Love Me Flaccid
I’ve had this joking banter with a friend recently about being flaccid. It’s a joke really. The word has an interesting sound to it, and as it should, it sounds weak, and limp. Contrast the sound of flaccid with tumescent (swelling). Every guy would rather be tumescent, right? Isn’t every man’s dread to grow flaccid at an inappropriate time? It’s an absolute hellish experience.
Flaccid vs. Erect
In the film Alfie, Jude Law has a series of sexual encounters during which he loses his erection and slinks away, rejected in total disgrace. He lost his dignity, but even more, it seemed his identity was slipping away.
What started as a joke between me and my friend — here’s to you flaccid guy! — became for me a really big question: Is a rock-hard erect penis really better than a flaccid one? Put another way, does a guy really find his sexual identity in his erection or even more basic, in his physical sexual ability?

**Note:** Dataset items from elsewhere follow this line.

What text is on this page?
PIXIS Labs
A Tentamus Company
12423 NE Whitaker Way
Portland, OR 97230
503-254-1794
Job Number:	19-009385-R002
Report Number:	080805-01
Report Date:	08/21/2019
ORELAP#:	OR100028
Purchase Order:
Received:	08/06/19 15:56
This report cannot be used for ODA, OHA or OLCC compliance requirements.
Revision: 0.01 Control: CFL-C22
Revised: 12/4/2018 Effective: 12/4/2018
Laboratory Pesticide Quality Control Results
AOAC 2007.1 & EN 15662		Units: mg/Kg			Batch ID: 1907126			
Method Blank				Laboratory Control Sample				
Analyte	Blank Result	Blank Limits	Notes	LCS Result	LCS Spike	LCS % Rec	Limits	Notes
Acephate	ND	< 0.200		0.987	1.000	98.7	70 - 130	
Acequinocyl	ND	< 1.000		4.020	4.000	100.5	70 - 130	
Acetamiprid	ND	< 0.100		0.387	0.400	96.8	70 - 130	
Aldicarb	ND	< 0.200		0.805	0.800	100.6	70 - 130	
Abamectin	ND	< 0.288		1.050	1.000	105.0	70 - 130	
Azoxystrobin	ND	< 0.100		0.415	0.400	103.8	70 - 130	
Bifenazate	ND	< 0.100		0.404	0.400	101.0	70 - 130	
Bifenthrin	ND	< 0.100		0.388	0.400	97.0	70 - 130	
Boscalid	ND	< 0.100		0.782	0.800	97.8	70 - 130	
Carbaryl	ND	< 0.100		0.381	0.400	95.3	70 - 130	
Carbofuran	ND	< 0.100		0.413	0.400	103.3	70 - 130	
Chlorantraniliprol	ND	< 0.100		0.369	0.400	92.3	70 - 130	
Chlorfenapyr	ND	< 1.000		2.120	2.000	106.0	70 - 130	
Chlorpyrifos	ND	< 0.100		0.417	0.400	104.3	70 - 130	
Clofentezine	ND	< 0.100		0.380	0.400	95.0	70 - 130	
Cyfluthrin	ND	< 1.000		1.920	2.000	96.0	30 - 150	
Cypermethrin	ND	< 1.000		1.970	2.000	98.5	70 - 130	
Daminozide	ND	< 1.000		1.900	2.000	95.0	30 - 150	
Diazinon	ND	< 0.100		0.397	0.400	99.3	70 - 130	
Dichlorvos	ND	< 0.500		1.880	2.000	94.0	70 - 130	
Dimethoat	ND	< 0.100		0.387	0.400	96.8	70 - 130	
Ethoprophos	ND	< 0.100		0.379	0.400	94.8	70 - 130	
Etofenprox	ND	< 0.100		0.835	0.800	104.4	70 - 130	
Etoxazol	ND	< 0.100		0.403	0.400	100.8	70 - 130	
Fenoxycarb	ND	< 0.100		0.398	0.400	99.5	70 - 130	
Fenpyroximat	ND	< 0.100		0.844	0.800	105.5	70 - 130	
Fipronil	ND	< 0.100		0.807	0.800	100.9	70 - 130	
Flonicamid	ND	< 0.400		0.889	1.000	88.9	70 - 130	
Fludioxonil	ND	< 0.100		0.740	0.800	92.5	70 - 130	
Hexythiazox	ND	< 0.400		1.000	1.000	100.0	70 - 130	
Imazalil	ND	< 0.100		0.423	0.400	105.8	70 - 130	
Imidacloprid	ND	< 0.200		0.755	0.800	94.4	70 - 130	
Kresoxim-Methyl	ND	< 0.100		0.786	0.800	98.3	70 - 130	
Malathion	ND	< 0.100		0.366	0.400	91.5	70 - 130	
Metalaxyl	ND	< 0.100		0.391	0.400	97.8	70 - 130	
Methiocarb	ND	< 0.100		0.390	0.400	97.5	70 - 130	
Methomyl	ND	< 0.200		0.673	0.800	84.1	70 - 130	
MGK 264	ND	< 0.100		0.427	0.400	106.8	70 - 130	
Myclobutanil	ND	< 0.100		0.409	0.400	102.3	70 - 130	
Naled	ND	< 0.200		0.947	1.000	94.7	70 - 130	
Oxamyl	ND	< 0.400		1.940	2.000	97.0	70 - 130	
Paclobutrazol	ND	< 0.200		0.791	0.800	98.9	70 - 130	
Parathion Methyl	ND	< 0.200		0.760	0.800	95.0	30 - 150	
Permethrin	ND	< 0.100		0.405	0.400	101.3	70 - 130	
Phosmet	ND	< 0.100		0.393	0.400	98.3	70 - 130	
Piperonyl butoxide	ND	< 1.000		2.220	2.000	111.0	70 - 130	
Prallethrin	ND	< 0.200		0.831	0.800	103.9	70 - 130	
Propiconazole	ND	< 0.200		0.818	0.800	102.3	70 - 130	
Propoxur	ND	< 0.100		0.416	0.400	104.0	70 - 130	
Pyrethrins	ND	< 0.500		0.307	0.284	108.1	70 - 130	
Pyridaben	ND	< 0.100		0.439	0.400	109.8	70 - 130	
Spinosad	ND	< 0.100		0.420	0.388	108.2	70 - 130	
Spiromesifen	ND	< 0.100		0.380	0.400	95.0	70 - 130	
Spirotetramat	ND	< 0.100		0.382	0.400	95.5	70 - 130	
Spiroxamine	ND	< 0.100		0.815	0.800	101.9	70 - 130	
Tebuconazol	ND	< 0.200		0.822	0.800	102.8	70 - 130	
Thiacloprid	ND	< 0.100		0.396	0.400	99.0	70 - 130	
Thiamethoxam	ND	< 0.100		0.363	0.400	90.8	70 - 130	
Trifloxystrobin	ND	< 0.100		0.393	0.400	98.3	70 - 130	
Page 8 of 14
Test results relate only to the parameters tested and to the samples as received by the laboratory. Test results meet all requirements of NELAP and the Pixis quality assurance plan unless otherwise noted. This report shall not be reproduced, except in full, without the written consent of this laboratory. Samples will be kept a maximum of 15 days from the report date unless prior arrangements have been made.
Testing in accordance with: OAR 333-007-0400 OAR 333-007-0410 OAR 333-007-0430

What it boils down to for me is a definition of the Orgasmic Guy. Is the Orgasmic Guy a guy who can raise an erection at will and keep it till he’s finished? Sounds pretty good, but really I’m wondering if what really defines an Orgasmic Guy, a fulfilled sexual male, is an attitude. I don’t think it’s what he can do, but who he is.
A guy uses his abilities to express his manhood not prove it or define it. If he can build, he builds. If he can play football, he plays football. If he can write, he writes. None of these things defines his manhood. His manhood is defined in his attitude — how he does it. I suspect the same goes for a guy’s sexuality. It doesn’t define him. He expresses himself through it.
There’s nothing like a really hard erection — especially if it comes unexpectedly — wahoo! But you know I can love flaccid, too. Really.